Okay, that rant over I should make some remarks on Formula feeding.

In some cases, I think some women give up breastfeeding too damn easily. I think most aren't given enough support by family, friends, society at large (remember that modesty statement?) I think some women aren't given enough support from Doctors who with hold drugs that can help increase milk supply.

Some women (like the lady in the "My Turn" essay in this weeks Newsweek) deserve all the damn kudos in the world 'cause she went through hell for that first month trying and it just didn't work. (Although, there's that small nipple nazi in me that says she should have supplemented for a couple of weeks and then tried again, but hey, not my decision) And she is right. Formula is Fine.

But its not Best.

My twins were exclusively Breastfed for their first 12 weeks. But not all of it came from me. One of my other Mom friends D, gave me her entire frozen supply of breastmilk from when her son spent the first 8 weeks of his life in the NICU. She breastfed him afterwards and she never used the frozen stuff. So she gave it to me, rather than let it go to waste. And I was (still am!) grateful. It broke my heart to realize that I just couldn't keep up with 2 babies demands for milk. So I gave them formula, as well as breastmilk .

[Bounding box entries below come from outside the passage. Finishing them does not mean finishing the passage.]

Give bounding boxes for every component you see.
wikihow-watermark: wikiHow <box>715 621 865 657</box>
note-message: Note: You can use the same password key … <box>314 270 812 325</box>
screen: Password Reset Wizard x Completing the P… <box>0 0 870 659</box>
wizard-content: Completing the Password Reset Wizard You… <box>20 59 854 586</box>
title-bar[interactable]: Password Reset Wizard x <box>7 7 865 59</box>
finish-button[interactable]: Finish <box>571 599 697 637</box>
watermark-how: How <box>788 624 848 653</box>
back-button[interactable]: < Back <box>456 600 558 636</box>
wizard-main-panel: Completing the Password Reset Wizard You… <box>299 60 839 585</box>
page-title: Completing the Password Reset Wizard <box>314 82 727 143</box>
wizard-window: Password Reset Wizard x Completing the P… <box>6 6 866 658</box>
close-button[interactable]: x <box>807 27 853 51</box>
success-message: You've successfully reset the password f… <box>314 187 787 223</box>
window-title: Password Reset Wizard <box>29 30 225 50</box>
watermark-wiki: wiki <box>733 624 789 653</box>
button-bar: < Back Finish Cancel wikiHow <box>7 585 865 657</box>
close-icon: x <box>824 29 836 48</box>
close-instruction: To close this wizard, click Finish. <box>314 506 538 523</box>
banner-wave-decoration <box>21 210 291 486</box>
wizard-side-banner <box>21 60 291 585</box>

Do I feel guilty about it? You better believe it. I still do. I'm convinced its why Gwen has digestive problems. And I'm sure its why the girls get every single virus that goes around. Ike never gets sick. And he breastfed until recently. Elli weaned herself at around 11 months and Gwen by 14 months (although I encouraged it 'cause that's when I started taking amino acid supplements that she didn't need)  I wish I had found the drugs before I gave up and gave them formula.